Kings College, London

How does Russia think about war? This is the great conundrum facing Western analysis of Russian behaviour across the build-up and conduct of the current conflict in Ukraine. Perhaps the most important argument of this critical and timely book, for practitioners and students of contemporary Russian approaches to war, strategy and deterrence, is that Putin’s Russia is very good at identifying and targeting Western strategic anxieties. However, deterrent signalling based on manipulating reality and deception signally failed in 2022, leaving the West confused, unable to grasp the meaning of words or deeds. Information warfare, including Maskirovka, active measures intended to mislead the enemy, proved too successful: the message was lost in transmission. Not only did Russia fail to deter NATO support for Ukraine, which it represents as Western encirclement, but the subsequent invasion and terror campaigns actively promoted NATO expansion –the outcome Moscow wished to prevent. Furthermore, Russia had not prepared its’ army for the war it threatened. This failure was recognised outside Russia, explaining the ad hoc development of plans, and the return to crude, old methods of war.

Russian plans envisaged paralysing NATO and defeating Ukraine, but the nuclear threat did not work, because it was not credible, while the conventional attack failed because the forces were incapable, and the plans appear to have been compromised. It might be added that Russia has a long history of unimpressive attempts to deter. In the 18th and 19thcenturies it could not counter British maritime-economic threats: nor could it deter overt, looming land-based threats from Napoleon and Hitler.

Critically while it might be assumed deterrence has a universal meaning, in reality the word divides. Russian deterrence focuses on preventing unwelcome outcomes, and is not necessarily logical; China concentrates on intimidation, while the Anglo-American tradition combines terror and punishment in a logical concept, while France stresses dissuasion. Constant Russian references to nuclear weapons, and the use of nuclear delivery systems for conventional munitions in the current conflict, ended the distinctive character of nuclear deterrence that had provided a key element of stability throughout the Cold War. In the absence of a ‘just war’ tradition the role of the Orthodox Church as a client and cheer leader for the regime has shifted Russian agendas towards a veneration of nuclear weapons. Not only is deterrence a cultural construct, but Russia has always seen itself as existing outside the western cultural world – a point Putin is at pains to stress. For Russia war remains the same essentially continuous process that it was throughout the Cold War.

Russian attempts to coerce NATO and Ukraine before the attack failed, because they were not credible, a public failure that left Putin with few options. The war has not delivered the intended outcomes, because the intention was to secure victory through coercive threat. Russian armed forces were not prepared for a serious conflict, struggling to adapt to events on the ground, and at sea.

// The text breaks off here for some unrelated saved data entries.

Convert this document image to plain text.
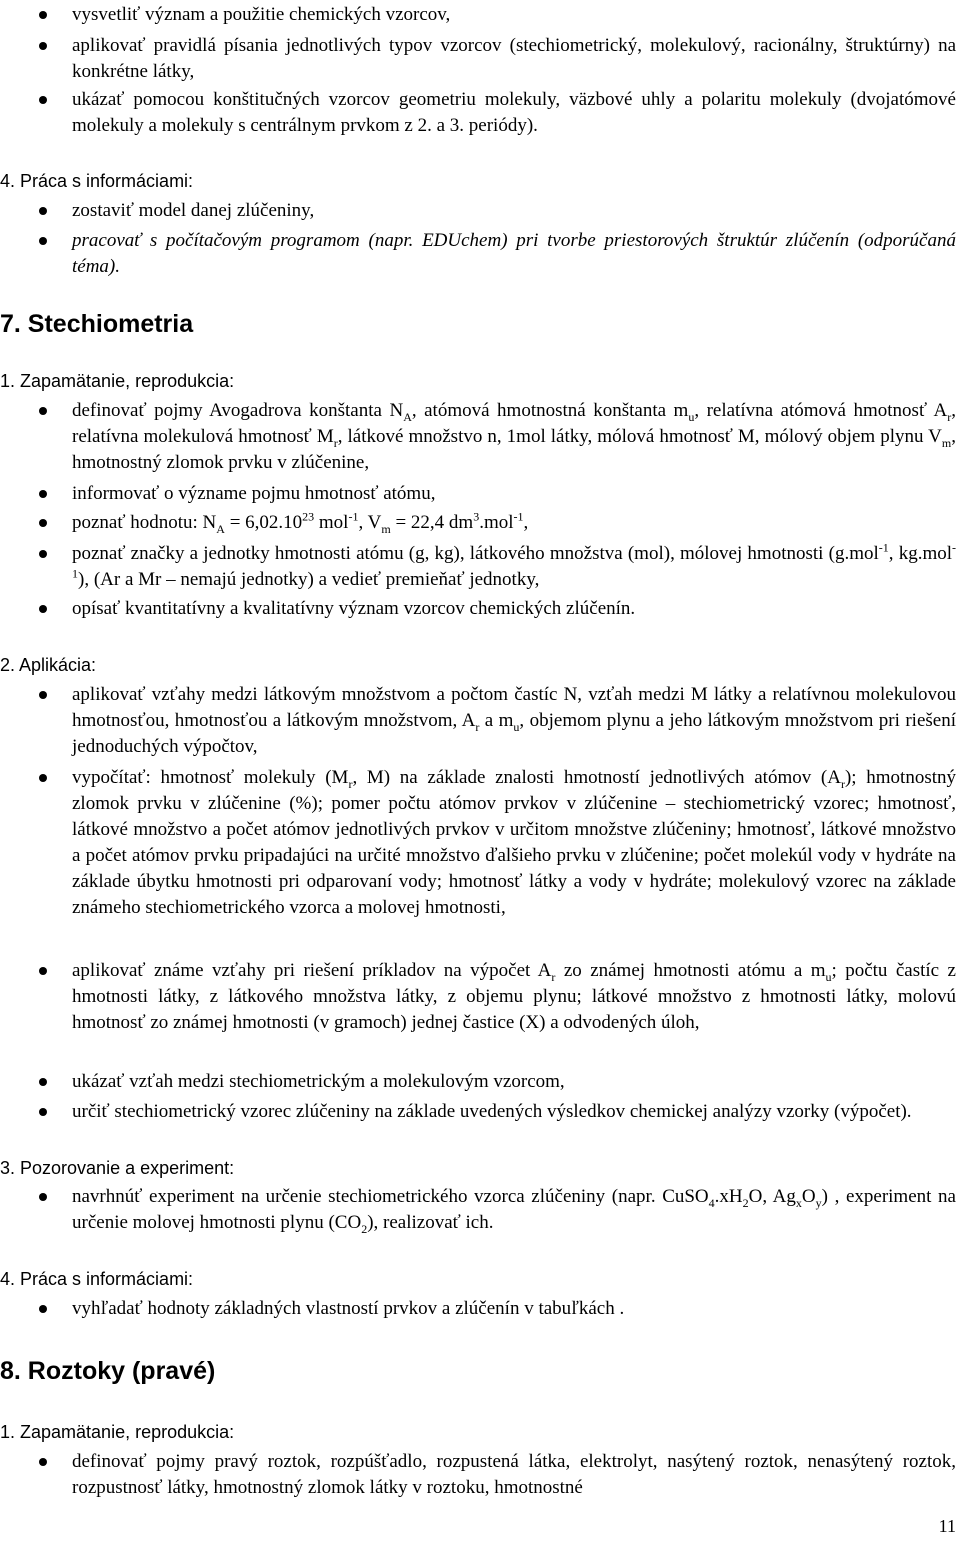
vysvetliť význam a použitie chemických vzorcov,
aplikovať pravidlá písania jednotlivých typov vzorcov (stechiometrický, molekulový, racionálny, štruktúrny) na konkrétne látky,
ukázať pomocou konštitučných vzorcov geometriu molekuly, väzbové uhly a polaritu molekuly (dvojatómové molekuly a molekuly s centrálnym prvkom z 2. a 3. periódy).
4. Práca s informáciami:
zostaviť model danej zlúčeniny,
pracovať s počítačovým programom (napr. EDUchem) pri tvorbe priestorových štruktúr zlúčenín (odporúčaná téma).
7. Stechiometria
1. Zapamätanie, reprodukcia:
definovať pojmy Avogadrova konštanta $N_A$, atómová hmotnostná konštanta $m_u$, relatívna atómová hmotnosť $A_r$, relatívna molekulová hmotnosť $M_r$, látkové množstvo n, 1mol látky, mólová hmotnosť M, mólový objem plynu $V_m$, hmotnostný zlomok prvku v zlúčenine,
informovať o význame pojmu hmotnosť atómu,
poznať hodnotu: $N_A = 6,02.10^{23}$ mol$^{-1}$, $V_m = 22,4$ $dm^3.mol^{-1}$,
poznať značky a jednotky hmotnosti atómu (g, kg), látkového množstva (mol), mólovej hmotnosti (g.mol$^{-1}$, kg.mol$^{-1}$), (Ar a Mr – nemajú jednotky) a vedieť premieňať jednotky,
opísať kvantitatívny a kvalitatívny význam vzorcov chemických zlúčenín.
2. Aplikácia:
aplikovať vzťahy medzi látkovým množstvom a počtom častíc N, vzťah medzi M látky a relatívnou molekulovou hmotnosťou, hmotnosťou a látkovým množstvom, $A_r$ a $m_u$, objemom plynu a jeho látkovým množstvom pri riešení jednoduchých výpočtov,
vypočítať: hmotnosť molekuly ($M_r$, M) na základe znalosti hmotností jednotlivých atómov $(A_r)$; hmotnostný zlomok prvku v zlúčenine (%); pomer počtu atómov prvkov v zlúčenine – stechiometrický vzorec; hmotnosť, látkové množstvo a počet atómov jednotlivých prvkov v určitom množstve zlúčeniny; hmotnosť, látkové množstvo a počet atómov prvku pripadajúci na určité množstvo ďalšieho prvku v zlúčenine; počet molekúl vody v hydráte na základe úbytku hmotnosti pri odparovaní vody; hmotnosť látky a vody v hydráte; molekulový vzorec na základe známeho stechiometrického vzorca a molovej hmotnosti,
aplikovať známe vzťahy pri riešení príkladov na výpočet $A_r$ zo známej hmotnosti atómu a $m_u$; počtu častíc z hmotnosti látky, z látkového množstva látky, z objemu plynu; látkové množstvo z hmotnosti látky, molovú hmotnosť zo známej hmotnosti (v gramoch) jednej častice (X) a odvodených úloh,
ukázať vzťah medzi stechiometrickým a molekulovým vzorcom,
určiť stechiometrický vzorec zlúčeniny na základe uvedených výsledkov chemickej analýzy vzorky (výpočet).
3. Pozorovanie a experiment:
navrhnúť experiment na určenie stechiometrického vzorca zlúčeniny (napr. $CuSO_4.xH_2O$, $Ag_xO_y$) , experiment na určenie molovej hmotnosti plynu $(CO_2)$, realizovať ich.
4. Práca s informáciami:
vyhľadať hodnoty základných vlastností prvkov a zlúčenín v tabuľkách .
8. Roztoky (pravé)
1. Zapamätanie, reprodukcia:
definovať pojmy pravý roztok, rozpúšťadlo, rozpustená látka, elektrolyt, nasýtený roztok, nenasýtený roztok, rozpustnosť látky, hmotnostný zlomok látky v roztoku, hmotnostné
11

This text will be critical for anyone grappling with the current and future implications of Russian coercion and belligerence. Adamsky, an expert on the development of Russian strategic culture, nuclear weapons policy and military innovation, explains how Russia evolved its current approach to coercion in the aftermath of the collapse of the Soviet Union, and what it means for the future. Russian political and military leaders assumed the West understood their concerns, and took in their signals. The 2022 failure reflected a failure of communication between political and military leaderships, not dissimilar to that of 1941, when Stalin wilfully rejected intelligence and assessments that contradicted his desperate self-delusion that Hitler would not invade. A purged army leadership could not resist. Fundamentally flawed civil-military relations have persisted in a totalitarian state with irresponsible leadership – as a defining feature of Russian war-making for centuries. It appears anxiety to ‘prevent’ Ukraine moving into the Western camp, following the failed 2021 ‘colour’ revolution in Minsk, left little time for planning, or effective signalling.

Adamsky urges us to pay more attention to the cultural dimension of deterrence – a task that will be informed by increased understanding of how and why Russia failed to deter in 2022. The failure was intellectual and conceptual, threatening nuclear war was not a coherent response to the clearly expressed will of the Ukrainian people to self-determination and membership of the EU. It lacked credibility, especially when the conventional order of battle was inadequate for the task.

This book should be read and understood by those tasked with assessing the aims, intentions and methods of every potentially hostile regime. Do we understand how they think, and what they want? Or are we still mirror-imaging our own ideas onto those who do not share our culture, values or experience?